Hi all! I have a 12B model that is distributed on 4 GPUs and a 2.8B model that is also distributed. I’m performing inference on 12B followed by training 2.8B. However, after a first few thousand steps of training, I’m getting the NCCL timeout error. I even tried increasing the default timeout to 90 minutes using this: os.environ["NCCL_TIMEOUT"] = "5400" os.environ["TORCH_NCCL_BLOCKING_WAIT"] = "1" but looks like it’s not getting applied and the default value is still 10 minutes. Here is my error:
rank1]:[E715 17:27:51.148884976 ProcessGroupNCCL.cpp:632] [Rank 1] Watchdog caught collective operation timeout: WorkNCCL(SeqNum=1518933, OpType=ALLREDUCE, NumelIn=10490880, NumelOut=10490880, Timeout(ms)=600000) ran for 600000 milliseconds before timing out.
[rank2]:[E715 19:31:08.566950534 ProcessGroupNCCL.cpp:756] [Rank 2] Work WorkNCCL(SeqNum=1518933, OpType=ALLREDUCE, NumelIn=10490880, NumelOut=10490880, Timeout(ms)=600000) timed out in blocking wait.
[rank2]:[E715 19:31:09.873338639 ProcessGroupNCCL.cpp:684] [Rank 2] Some NCCL operations have failed or timed out. Due to the asynchronous nature of CUDA kernels, subsequent GPU operations might run on corrupted/incomplete data.

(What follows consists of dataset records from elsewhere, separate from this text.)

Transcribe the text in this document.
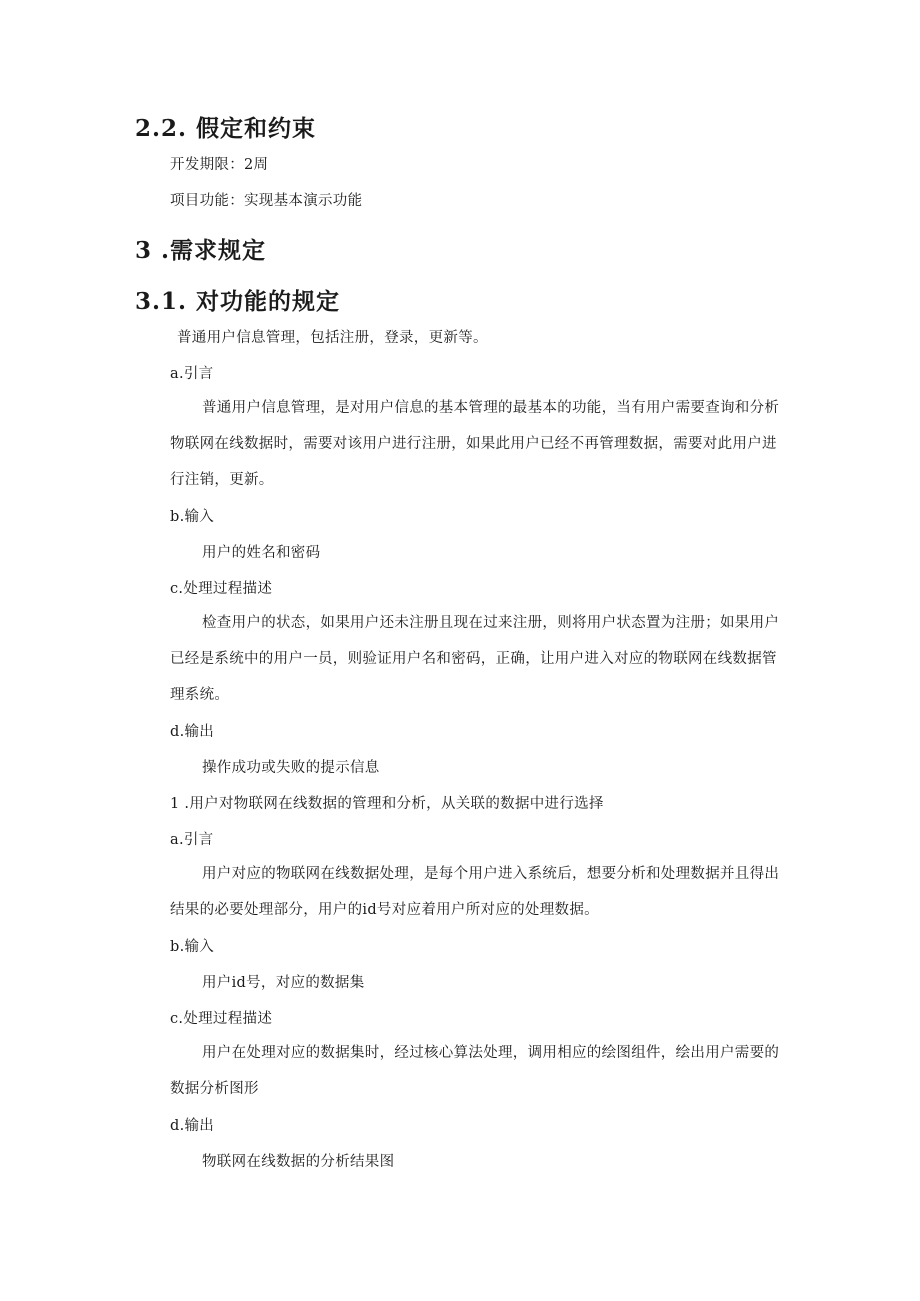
2.2. 假定和约束

开发期限：2周

项目功能：实现基本演示功能

3 .需求规定
3.1. 对功能的规定

普通用户信息管理，包括注册，登录，更新等。

a.引言

普通用户信息管理，是对用户信息的基本管理的最基本的功能，当有用户需要查询和分析物联网在线数据时，需要对该用户进行注册，如果此用户已经不再管理数据，需要对此用户进行注销，更新。

b.输入

用户的姓名和密码

c.处理过程描述

检查用户的状态，如果用户还未注册且现在过来注册，则将用户状态置为注册；如果用户已经是系统中的用户一员，则验证用户名和密码，正确，让用户进入对应的物联网在线数据管理系统。

d.输出

操作成功或失败的提示信息

1 .用户对物联网在线数据的管理和分析，从关联的数据中进行选择

a.引言

用户对应的物联网在线数据处理，是每个用户进入系统后，想要分析和处理数据并且得出结果的必要处理部分，用户的id号对应着用户所对应的处理数据。

b.输入

用户id号，对应的数据集

c.处理过程描述

用户在处理对应的数据集时，经过核心算法处理，调用相应的绘图组件，绘出用户需要的数据分析图形

d.输出

物联网在线数据的分析结果图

[rank2]:[E715 19:31:09.873366470 ProcessGroupNCCL.cpp:698] [Rank 2] To avoid data inconsistency, we are taking the entire process down.
I would appreciate any pointers! I’m running the script using accelerate launch script.py and have a deepspeed config file setup already.
@John6666 do you mean only setting up DS env directly but still using accelerate for training? or do you mean completely switching to DS for everything (moving away from HF)?